Every fleet hook that imports a lib subpath then dies at module resolution:

Error [ERR_MODULE_NOT_FOUND]: Cannot find package '@socketsecurity/lib-stable'

The fix is pnpm install in the main checkout — it rebuilds the links from the lockfile, restoring the symlink to the local store (../.pnpm/...). Run it under the pinned Node (see the Node-version rule).

If pnpm wants to purge node_modules but there's no TTY, it aborts with ERR_PNPM_ABORTED_REMOVE_MODULES_DIR_NO_TTY. Prefix CI=true to allow the purge (it's the intended clean rebuild):

CI=true pnpm i

The worktree-remove-relink-reminder PostToolUse hook nudges this step after a git worktree remove / git worktree prune. It's a reminder, never a blocker.

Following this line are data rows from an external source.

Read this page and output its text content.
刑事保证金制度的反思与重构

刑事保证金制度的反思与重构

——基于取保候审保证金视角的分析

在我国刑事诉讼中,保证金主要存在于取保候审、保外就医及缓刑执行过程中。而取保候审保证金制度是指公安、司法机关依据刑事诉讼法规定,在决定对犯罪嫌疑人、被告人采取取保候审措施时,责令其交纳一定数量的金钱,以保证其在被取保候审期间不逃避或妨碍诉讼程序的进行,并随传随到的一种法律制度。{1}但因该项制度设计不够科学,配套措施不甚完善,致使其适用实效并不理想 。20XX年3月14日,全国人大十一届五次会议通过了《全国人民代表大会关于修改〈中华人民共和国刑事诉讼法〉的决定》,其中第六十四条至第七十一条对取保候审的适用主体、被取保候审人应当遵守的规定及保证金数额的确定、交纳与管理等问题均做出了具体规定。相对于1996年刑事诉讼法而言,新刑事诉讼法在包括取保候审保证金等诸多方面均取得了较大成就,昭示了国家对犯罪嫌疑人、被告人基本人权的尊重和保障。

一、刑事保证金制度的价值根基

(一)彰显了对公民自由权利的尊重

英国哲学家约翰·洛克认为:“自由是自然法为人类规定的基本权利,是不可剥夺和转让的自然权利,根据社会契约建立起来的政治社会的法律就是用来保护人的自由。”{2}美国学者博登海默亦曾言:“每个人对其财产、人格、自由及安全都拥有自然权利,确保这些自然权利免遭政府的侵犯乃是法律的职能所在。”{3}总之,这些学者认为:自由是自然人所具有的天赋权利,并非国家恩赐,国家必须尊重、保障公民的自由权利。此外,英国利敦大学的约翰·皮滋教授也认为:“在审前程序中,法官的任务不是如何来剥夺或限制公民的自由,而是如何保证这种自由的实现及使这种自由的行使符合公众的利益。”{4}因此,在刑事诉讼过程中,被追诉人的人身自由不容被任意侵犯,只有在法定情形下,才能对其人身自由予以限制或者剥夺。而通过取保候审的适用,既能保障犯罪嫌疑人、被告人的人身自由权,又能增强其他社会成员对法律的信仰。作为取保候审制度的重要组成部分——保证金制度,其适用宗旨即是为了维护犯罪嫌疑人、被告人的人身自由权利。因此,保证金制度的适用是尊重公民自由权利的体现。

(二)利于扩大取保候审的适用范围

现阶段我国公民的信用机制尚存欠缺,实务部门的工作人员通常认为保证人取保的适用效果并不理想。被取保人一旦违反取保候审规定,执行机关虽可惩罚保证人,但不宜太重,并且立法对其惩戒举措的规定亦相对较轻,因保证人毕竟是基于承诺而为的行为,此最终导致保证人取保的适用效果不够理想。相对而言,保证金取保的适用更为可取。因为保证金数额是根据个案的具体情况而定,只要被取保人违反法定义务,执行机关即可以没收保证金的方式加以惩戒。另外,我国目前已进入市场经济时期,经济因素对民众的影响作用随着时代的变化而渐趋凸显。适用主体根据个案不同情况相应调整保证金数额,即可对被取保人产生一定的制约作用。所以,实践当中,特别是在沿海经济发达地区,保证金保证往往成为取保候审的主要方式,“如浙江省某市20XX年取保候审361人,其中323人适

Throwaway cherry-pick worktrees

A common safe pattern is a throwaway worktree off origin/<default> to cherry-pick + push a single commit (when local main has diverged). After git worktree remove-ing it, run pnpm i in the main checkout to relink — the cherry-pick worktree's pnpm install is what stole the link.

Periodic fleet-wide tidy

managing-worktrees Mode 3 prunes spent worktrees in the current repo. The tidying-worktrees skill is the fleet-wide, no-prompt sweep — it iterates the canonical roster (cascading-fleet/lib/fleet-repos.txt) and removes only provably-spent worktrees across every repo. Engine: .claude/skills/fleet/tidying-worktrees/lib/tidy-worktrees.mts.

Both share one removability predicate (decideWorktree): remove ONLY when the tree is clean AND either (a) the branch is fully merged into origin/<base>, or (b) the branch is gone from the remote AND the worktree is not ahead of the base. The ahead-of-base guard is load-bearing — a workflow's local-only isolation worktree (.claude/worktrees/wf_*) reads as "branch gone from remote" yet may carry unpushed commits, so pruning on remote-state alone would lose work. Dirty or ahead-of-base worktrees are always kept.

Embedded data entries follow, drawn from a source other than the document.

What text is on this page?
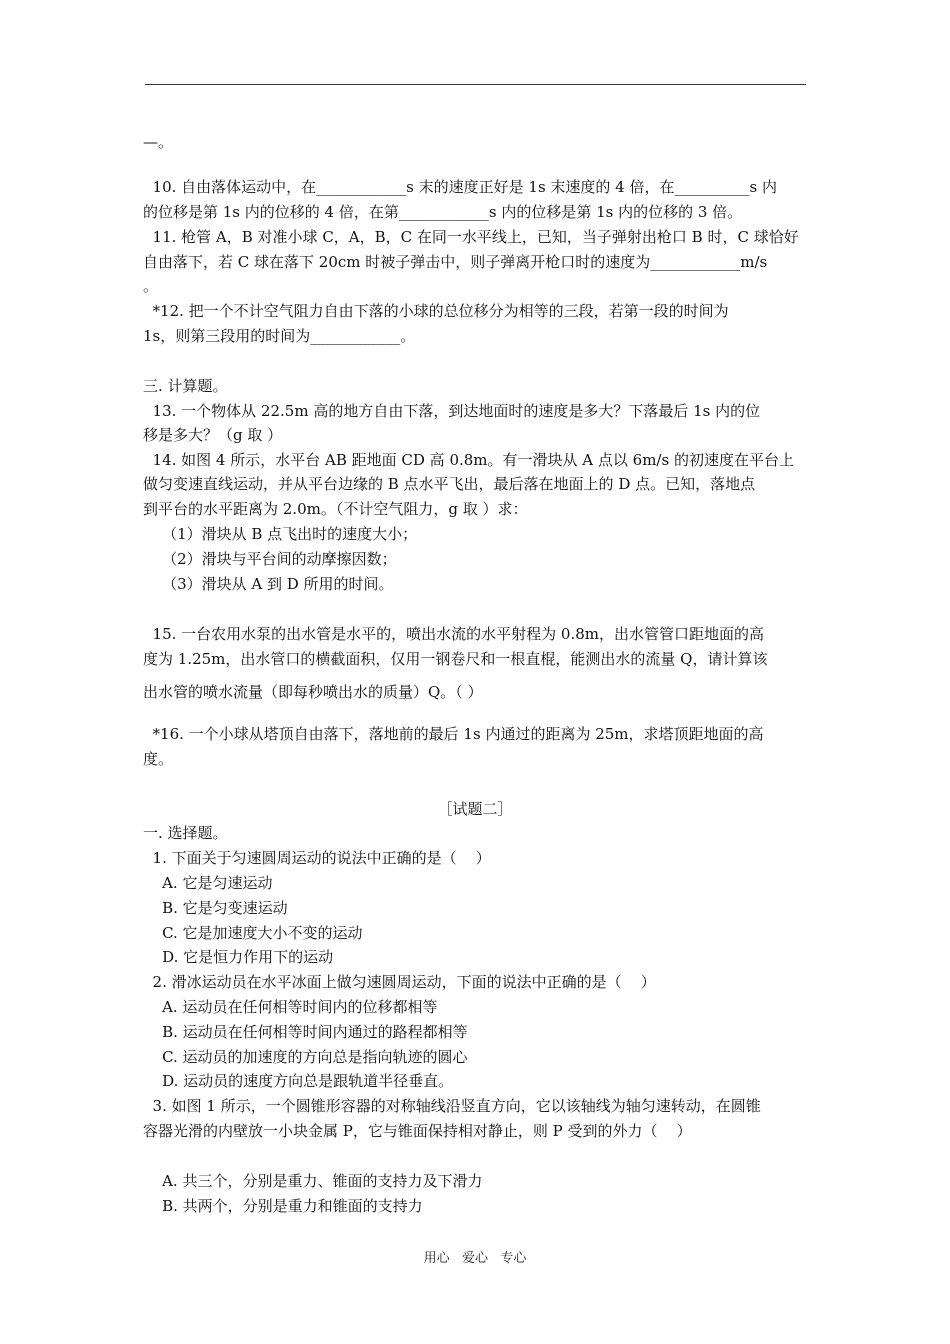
—。
10. 自由落体运动中，在____________s 末的速度正好是 1s 末速度的 4 倍，在__________s 内
的位移是第 1s 内的位移的 4 倍，在第____________s 内的位移是第 1s 内的位移的 3 倍。
11. 枪管 A，B 对准小球 C，A，B，C 在同一水平线上，已知，当子弹射出枪口 B 时，C 球恰好
自由落下，若 C 球在落下 20cm 时被子弹击中，则子弹离开枪口时的速度为____________m/s
。
*12. 把一个不计空气阻力自由下落的小球的总位移分为相等的三段，若第一段的时间为
1s，则第三段用的时间为____________。
三. 计算题。
13. 一个物体从 22.5m 高的地方自由下落，到达地面时的速度是多大？下落最后 1s 内的位
移是多大？（g 取 ）
14. 如图 4 所示，水平台 AB 距地面 CD 高 0.8m。有一滑块从 A 点以 6m/s 的初速度在平台上
做匀变速直线运动，并从平台边缘的 B 点水平飞出，最后落在地面上的 D 点。已知，落地点
到平台的水平距离为 2.0m。（不计空气阻力，g 取 ）求：
（1）滑块从 B 点飞出时的速度大小；
（2）滑块与平台间的动摩擦因数；
（3）滑块从 A 到 D 所用的时间。
15. 一台农用水泵的出水管是水平的，喷出水流的水平射程为 0.8m，出水管管口距地面的高
度为 1.25m，出水管口的横截面积，仅用一钢卷尺和一根直棍，能测出水的流量 Q，请计算该
出水管的喷水流量（即每秒喷出水的质量）Q。（ ）
*16. 一个小球从塔顶自由落下，落地前的最后 1s 内通过的距离为 25m，求塔顶距地面的高
度。
［试题二］
一. 选择题。
1. 下面关于匀速圆周运动的说法中正确的是（    ）
A. 它是匀速运动
B. 它是匀变速运动
C. 它是加速度大小不变的运动
D. 它是恒力作用下的运动
2. 滑冰运动员在水平冰面上做匀速圆周运动，下面的说法中正确的是（    ）
A. 运动员在任何相等时间内的位移都相等
B. 运动员在任何相等时间内通过的路程都相等
C. 运动员的加速度的方向总是指向轨迹的圆心
D. 运动员的速度方向总是跟轨道半径垂直。
3. 如图 1 所示，一个圆锥形容器的对称轴线沿竖直方向，它以该轴线为轴匀速转动，在圆锥
容器光滑的内壁放一小块金属 P，它与锥面保持相对静止，则 P 受到的外力（    ）
A. 共三个，分别是重力、锥面的支持力及下滑力
B. 共两个，分别是重力和锥面的支持力
用心   爱心   专心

Two operational notes the engine handles: a worktree containing submodules needs git worktree remove --force even when clean (the plain form errors working trees containing submodules cannot be moved or removed); the engine passes --force only after a clean-tree check, so it never discards work. And after any removal, pnpm i in each affected repo's primary checkout relinks the dangled node_modules symlinks.

For background care, drive it on a loop: /loop 6h /fleet:tidying-worktrees --fix. Default invocation is dry-run; --fix acts.